When Charlotte Burton was a lass… well… it wasn’t quite “all fields ’round here” but it wasn’t far off!
The Sussex Development Officer started her cricketing journey as a girl in the Sussex pathway back in the 90s, and it was a very different world:
“We trained in the Gilligan Stand at the County Ground, which is now a flooring company next to the pub – it had two lanes and it had wooden flooring, so it was very difficult batting and bowling in there.”
And things didn’t get much better on match-day either:
“We played on a tiny pitch at Roedean School, where if you hit it over the boundary it was ‘6-and-out’ because of the road there!”
Twenty years later, Burton sits in an office at Sussex’s shiny, new HQ of Women’s Cricket – the Aldridge Cricket Academy – and reflects upon how much has changed:
“What the girls have now, compared to when I was playing, is unbelievable and amazing – we are looked after so well – we’ve got use of all the facilities here at the Academy: the gym, the social space, and in the summer the ground outside for training and matches. All our players, from our Under 11s right through to our senior women, train here, and it is an aspiration for our youngsters to see that the senior women train and play here too.”

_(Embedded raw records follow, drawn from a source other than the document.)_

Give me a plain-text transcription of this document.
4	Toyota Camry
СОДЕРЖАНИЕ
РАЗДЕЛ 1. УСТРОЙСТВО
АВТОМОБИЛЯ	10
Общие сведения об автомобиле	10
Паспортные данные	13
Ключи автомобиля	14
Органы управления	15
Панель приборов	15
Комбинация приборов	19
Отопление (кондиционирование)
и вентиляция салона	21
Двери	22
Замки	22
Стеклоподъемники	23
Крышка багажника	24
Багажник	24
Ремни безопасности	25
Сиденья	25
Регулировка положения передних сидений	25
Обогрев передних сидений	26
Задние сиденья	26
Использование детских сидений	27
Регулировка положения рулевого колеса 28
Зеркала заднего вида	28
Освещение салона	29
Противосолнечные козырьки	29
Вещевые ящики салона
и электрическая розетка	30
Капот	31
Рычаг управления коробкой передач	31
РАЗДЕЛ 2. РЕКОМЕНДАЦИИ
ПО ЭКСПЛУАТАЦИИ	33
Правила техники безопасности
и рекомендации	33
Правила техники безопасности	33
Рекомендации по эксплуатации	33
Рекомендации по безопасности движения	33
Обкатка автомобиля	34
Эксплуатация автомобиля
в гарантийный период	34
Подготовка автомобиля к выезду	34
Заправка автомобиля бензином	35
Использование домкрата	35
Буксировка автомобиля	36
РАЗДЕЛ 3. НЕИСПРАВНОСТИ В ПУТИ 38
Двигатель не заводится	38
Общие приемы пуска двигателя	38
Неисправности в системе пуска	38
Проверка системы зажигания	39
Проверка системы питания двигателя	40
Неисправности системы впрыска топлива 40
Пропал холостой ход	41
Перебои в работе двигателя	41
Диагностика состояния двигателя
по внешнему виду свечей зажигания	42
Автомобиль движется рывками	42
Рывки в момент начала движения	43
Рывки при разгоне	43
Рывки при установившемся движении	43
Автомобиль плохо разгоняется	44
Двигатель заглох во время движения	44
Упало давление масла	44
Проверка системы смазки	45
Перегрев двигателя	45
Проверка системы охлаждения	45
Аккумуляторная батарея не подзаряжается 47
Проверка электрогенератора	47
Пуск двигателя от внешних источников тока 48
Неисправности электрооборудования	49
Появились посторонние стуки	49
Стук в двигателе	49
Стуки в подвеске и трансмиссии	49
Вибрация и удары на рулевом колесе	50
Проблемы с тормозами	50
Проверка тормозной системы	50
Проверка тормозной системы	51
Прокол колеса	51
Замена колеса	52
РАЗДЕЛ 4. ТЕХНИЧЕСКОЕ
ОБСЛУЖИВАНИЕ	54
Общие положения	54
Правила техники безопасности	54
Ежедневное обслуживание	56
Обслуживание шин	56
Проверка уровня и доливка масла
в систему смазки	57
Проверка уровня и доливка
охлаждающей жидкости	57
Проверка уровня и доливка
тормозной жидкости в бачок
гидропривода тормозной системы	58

Thanks to the generosity of Sir Rod Aldridge – the millionaire founder of outsourcing group Capita – girls cricket is going from strength to strength in Sussex.
“We’ve got Under 11s, 12s, 13s, 15s and 17s squads, then the Academy and the women’s [1st XI] team,” Burton explains. “The 11s to the 13s play friendly matches against other counties whilst the 15s and 17s play their Championship and a few T20s.”
But it’s not just about the elite pathway:
“The Aldridge Foundation have given us a large pot of money to go out and work in the community with girls’ cricket. We’ve got 5 hubs for girls 12 and upwards, where they get free coaching from Sussex coaches. It’s softball – they don’t need any experience or equipment – they can just come along and practice their cricket – do some skills and drills and play some fun games; and then if they are not with a club we try to link them up with one.”
A couple of girls have already come through the hubs onto the elite program, where they will hope to one day follow in the footsteps of some of the age-group players who are stepping up to the senior squad this year.
The one whose name precedes her is of course Ellie Robinson – daughter of England Head Coach Mark – but Burton tells us there is plenty of other talent to look out for:
“Ella McCaughan is an outstanding batter and leg-spin bowler, who plays like Sarah Taylor – very natural – and times the ball well.”
“We’ve got Ella Wadey from the Under 17s – she is an all-rounder – more of a batter, but she bowls a bit of seam.”
“Then we’ve got Cassie McCarthy, who is a very quick pace bowler. She was found through the Chance To Shine program when she was 11 years old, and she came into county as a wicket keeper – this is only her 3rd season as a pace bowler but she is probably one of the quickest bowlers we’ve got on the county scene.”
After Sussex’s shock relegation from Div 1 at the end of last season, they will be slumming-it in Div 2 this year, but Burton is sure they will bounce right back:
“No doubt! There is a lot of talent there, from the experienced players to the youngsters coming through. They are so determined to get back into Div 1 next year, and I’ve got every faith in them doing it – they are going to have a great season, I know they will!”